Dans ce cas, l'exonération de cotisations patronales d'assurances sociale et d'allocations familiales est possible, pendant 3 ou 5 ans pour une entreprise - quel que soit son effectif - :

  • qui exerce une activité industrielle, commerciale, non commerciale ou artisanale, à l'exception des activités de crédit bail mobilier et de location d'immeubles à usage d'habitation, qui s'implante ou qui se crée en ZRD pour exercer une nouvelle activité ;
  • n'ayant pas été crée dans le cadre d'une concentration, d'une restructuration, d'une extension ou d'une reprise d'activités préexistantes ;
  • et dont les éléments d'exploitation ou de stocks nécessaires à la réalisation d'une activité économique effective, sont présents au sein de l'établissement situé en ZRD.

L'exonération est totale pour une rémunération inférieure à 1,4 smics, puis peut décroitre de manière dégressive et s'annuler à 2,4 Smics.

Concernant les salariés, ces derniers doivent être titulaires d'un contrat de travail et exercer leur activité en tout ou partie dans la ZRD.

Les bassins d'emplois à redynamiser (BER)

Les établissements des entreprises situés en Champagne Ardennes et en région Midi Pyrénées, exerçant une activité industrielle, artisanale, commerciale ou non commerciale (à l'exception, encore une fois, des activités de crédit-bail mobilier et de location d'immeubles à usage d'habitation) et qui s'implantent dans un bassin d'emploi à redynamiser entre le 1er janvier 2007 et le 31 décembre 2013 sont concernés par l'exonération.
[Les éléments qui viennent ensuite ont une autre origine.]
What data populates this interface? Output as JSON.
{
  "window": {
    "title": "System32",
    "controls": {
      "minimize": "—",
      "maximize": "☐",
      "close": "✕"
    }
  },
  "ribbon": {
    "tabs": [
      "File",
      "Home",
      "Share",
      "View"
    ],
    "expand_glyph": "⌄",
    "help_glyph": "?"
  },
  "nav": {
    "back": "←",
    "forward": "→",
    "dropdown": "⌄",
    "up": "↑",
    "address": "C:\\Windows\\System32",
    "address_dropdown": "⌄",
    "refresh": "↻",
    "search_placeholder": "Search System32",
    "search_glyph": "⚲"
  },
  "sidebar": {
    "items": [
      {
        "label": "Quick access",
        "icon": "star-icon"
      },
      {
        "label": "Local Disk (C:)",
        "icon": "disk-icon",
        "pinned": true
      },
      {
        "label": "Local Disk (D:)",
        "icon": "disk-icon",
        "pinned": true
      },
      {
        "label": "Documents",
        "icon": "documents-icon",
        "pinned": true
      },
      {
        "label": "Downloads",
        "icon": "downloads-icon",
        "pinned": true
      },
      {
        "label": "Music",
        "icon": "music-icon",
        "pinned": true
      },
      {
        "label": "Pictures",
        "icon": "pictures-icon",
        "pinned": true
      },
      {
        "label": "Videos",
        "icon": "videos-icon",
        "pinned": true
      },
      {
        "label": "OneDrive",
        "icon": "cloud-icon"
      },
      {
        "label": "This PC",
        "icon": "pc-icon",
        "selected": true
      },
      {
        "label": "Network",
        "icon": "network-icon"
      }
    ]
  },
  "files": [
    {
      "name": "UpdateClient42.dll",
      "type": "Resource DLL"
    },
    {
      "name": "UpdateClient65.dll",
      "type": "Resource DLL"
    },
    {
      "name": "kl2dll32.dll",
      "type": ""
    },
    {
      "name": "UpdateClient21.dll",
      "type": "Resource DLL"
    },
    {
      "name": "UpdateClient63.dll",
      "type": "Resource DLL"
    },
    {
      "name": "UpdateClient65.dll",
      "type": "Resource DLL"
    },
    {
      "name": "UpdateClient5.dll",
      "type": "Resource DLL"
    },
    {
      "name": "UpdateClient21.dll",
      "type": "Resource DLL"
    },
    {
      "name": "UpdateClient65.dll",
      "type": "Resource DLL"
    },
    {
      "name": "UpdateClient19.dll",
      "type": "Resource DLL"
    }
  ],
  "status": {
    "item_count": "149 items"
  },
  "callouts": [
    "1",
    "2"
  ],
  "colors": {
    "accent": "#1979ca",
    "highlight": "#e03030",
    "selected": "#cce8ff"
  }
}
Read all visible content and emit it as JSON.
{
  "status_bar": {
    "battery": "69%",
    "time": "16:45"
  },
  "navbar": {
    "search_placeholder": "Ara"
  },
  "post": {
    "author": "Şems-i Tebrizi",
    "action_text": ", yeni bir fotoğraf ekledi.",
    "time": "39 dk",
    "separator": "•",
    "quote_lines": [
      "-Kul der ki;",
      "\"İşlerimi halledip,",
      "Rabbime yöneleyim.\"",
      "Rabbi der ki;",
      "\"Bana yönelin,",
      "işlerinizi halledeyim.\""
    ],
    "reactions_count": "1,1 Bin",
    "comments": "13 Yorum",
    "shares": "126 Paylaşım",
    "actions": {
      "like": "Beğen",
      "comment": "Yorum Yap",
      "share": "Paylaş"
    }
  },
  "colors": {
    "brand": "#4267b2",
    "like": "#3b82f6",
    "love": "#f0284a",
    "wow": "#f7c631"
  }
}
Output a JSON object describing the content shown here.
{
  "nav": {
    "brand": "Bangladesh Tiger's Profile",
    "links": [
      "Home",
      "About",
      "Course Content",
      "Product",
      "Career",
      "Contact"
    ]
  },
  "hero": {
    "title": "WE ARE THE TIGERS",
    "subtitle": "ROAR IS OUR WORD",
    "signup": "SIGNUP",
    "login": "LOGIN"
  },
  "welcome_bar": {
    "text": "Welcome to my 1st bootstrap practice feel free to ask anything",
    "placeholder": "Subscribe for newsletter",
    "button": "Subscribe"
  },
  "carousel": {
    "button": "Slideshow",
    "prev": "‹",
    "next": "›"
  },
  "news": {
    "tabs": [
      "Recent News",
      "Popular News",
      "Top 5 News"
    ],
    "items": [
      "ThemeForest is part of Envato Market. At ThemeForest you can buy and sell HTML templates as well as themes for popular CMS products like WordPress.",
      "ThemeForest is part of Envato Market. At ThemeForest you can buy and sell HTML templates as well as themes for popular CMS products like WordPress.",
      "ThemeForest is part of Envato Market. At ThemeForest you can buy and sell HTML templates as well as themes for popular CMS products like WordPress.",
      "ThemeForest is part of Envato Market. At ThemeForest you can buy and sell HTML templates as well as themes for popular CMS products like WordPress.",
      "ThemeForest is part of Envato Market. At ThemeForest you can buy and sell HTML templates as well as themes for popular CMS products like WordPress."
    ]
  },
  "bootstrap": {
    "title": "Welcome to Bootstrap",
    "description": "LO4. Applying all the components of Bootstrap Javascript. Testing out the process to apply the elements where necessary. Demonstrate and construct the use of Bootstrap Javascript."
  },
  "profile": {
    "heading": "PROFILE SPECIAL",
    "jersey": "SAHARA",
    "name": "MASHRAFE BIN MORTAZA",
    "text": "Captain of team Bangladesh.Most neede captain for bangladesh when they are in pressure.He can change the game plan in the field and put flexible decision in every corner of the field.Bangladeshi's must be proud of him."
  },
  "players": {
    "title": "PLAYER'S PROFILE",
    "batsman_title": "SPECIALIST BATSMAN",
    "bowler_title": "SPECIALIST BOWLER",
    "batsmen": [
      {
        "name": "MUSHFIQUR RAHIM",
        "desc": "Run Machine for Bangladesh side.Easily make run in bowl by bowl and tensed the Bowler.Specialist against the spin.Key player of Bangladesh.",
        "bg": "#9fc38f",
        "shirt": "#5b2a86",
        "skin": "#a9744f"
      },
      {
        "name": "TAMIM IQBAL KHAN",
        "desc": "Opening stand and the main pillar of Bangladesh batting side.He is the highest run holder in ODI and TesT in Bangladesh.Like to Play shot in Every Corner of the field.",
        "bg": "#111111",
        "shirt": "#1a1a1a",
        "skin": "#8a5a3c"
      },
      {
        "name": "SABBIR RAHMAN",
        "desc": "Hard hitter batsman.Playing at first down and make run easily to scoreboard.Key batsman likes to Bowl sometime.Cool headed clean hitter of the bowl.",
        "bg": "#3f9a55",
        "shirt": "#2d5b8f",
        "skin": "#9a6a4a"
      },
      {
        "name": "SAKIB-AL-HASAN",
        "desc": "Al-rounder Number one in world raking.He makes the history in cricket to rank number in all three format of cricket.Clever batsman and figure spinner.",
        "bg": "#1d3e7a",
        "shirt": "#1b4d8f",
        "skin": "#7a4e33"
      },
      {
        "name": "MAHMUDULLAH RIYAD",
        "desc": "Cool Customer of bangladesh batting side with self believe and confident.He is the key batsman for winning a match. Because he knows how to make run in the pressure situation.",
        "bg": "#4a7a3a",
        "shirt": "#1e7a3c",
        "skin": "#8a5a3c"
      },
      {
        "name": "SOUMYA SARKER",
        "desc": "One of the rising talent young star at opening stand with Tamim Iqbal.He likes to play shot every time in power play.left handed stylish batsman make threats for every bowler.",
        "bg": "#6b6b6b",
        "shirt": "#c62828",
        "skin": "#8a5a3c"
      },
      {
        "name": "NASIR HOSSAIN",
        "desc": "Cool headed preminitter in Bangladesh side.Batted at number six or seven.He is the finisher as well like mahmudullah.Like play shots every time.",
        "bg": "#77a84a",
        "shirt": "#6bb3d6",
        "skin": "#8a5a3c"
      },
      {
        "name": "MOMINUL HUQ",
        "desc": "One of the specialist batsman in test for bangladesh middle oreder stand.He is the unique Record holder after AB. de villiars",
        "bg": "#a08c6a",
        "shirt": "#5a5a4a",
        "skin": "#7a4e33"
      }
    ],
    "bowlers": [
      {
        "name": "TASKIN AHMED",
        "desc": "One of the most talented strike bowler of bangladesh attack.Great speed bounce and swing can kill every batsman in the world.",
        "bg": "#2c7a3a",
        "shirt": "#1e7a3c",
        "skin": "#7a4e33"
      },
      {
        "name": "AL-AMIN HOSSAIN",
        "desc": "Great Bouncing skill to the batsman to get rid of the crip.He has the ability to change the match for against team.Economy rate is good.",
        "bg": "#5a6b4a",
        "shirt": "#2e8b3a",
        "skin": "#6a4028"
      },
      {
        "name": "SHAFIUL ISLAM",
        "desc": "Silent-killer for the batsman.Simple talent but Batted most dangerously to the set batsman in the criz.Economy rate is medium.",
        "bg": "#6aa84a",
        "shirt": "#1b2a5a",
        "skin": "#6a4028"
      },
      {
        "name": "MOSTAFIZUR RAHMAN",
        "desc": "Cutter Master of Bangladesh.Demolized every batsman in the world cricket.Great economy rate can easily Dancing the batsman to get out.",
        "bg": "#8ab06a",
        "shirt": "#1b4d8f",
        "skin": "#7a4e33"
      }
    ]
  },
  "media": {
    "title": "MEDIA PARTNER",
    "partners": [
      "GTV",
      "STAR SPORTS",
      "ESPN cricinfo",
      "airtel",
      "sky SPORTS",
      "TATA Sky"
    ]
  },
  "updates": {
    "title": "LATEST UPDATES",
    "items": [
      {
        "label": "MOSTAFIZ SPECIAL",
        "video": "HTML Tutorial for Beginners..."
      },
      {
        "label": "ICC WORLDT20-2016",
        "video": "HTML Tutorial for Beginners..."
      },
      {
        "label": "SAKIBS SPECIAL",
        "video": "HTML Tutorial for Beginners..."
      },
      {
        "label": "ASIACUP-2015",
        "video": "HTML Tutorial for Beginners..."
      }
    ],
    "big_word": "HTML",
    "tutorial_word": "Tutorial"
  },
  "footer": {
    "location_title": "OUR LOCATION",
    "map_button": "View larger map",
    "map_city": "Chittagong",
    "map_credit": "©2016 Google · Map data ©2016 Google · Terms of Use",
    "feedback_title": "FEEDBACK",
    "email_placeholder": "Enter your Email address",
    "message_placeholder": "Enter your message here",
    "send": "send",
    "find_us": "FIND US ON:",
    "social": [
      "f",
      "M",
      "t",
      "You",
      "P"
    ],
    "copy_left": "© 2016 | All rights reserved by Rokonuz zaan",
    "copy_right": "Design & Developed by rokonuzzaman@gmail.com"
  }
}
Cette dernière porte pendant 7 ans à compter de la date d'implantation ou de la création de l'établissement dans la zone, sur les cotisations patronales d'assurances sociales et d'allocations familiales, les contributions au Fnal et au versement transport.

A ce titre, l'employeur doit remplir et adresser :

  • la déclaration annuelle relative aux aides de minimis et aux aides à finalité régionale à l'Urssaf ;
  • la déclaration annuelle des mouvements de main d'oeuvre intervenus au cours de l'année précédente, au plus tard le 30 avril de chaque année à l'unité territoriale de la Direccte et à l'Urssaf ;
  • une déclaration spécifique en cas d'extension d'établissement à renvoyer dans les délais prévus à la Direccte et à l'Urssaf.

Quant aux salariés concernés, ces derniers doivent exercer leur activité exclusivement ou en partie dans l'établissement implanté dans un bassin d'emploi à redynamiser. De plus, signalons que les salariés dont l'activité s'exerce en dehors de l'établissement peuvent être concernés lorsque leur activité dans un bassin d'emploi à redynamiser est réelle, régulière et indispensable à l'exécution de leur contrat de travail (article 1er du décret n°2007-648 du 30 avril 2007).

Le cas particulier du CICE (Crédit d'impôt pour la compétitivité des entreprises)

Ce crédit d'impôt, dont la définition est codifiée à l'article 244 quater C du Code général des impôts, est ouvert depuis le début de l'année 2013, aux entreprises employant des salariés et imposées à l'impôt sur les sociétés ou à l'impôt sur le revenu d'après leur bénéfice réel, et ce, quel que soit le mode d'exploitation et le secteur d'activité. Il permet aux entreprises concernées de bénéficier d'un crédit d'impôt ayant pour objet le financement de l'amélioration de leur compétitivité à travers notamment des efforts en matière d'investissement, de recherche, d'innovation, de formation, de recrutement, de prospection de nouveaux marchés, de transition écologique et énergétique et de reconstitution de leur fonds de roulement.

Les rémunérations concernées par le Crédit d'impôt (inférieures à 2,5 smic annuel calculés sur la base de la durée légale de travail) doivent être déclarées sur chaque bordereau des cotisations Urssaf, lors de chaque exigibilité des cotisations (trimestrielle ou mensuelles, en fonction de l'effectif de l'entreprise).

Signalons que le montant à reporter sur le bordereau Urssaf correspond au montant cumulé de la masse salariale éligible au crédit d'impôt, à savoir la somme des montants suivants :

  • le montant correspondant aux périodes antérieures à la déclaration en cours ;
  • le montant correspondant à la période faisant l'objet de la déclaration en cours.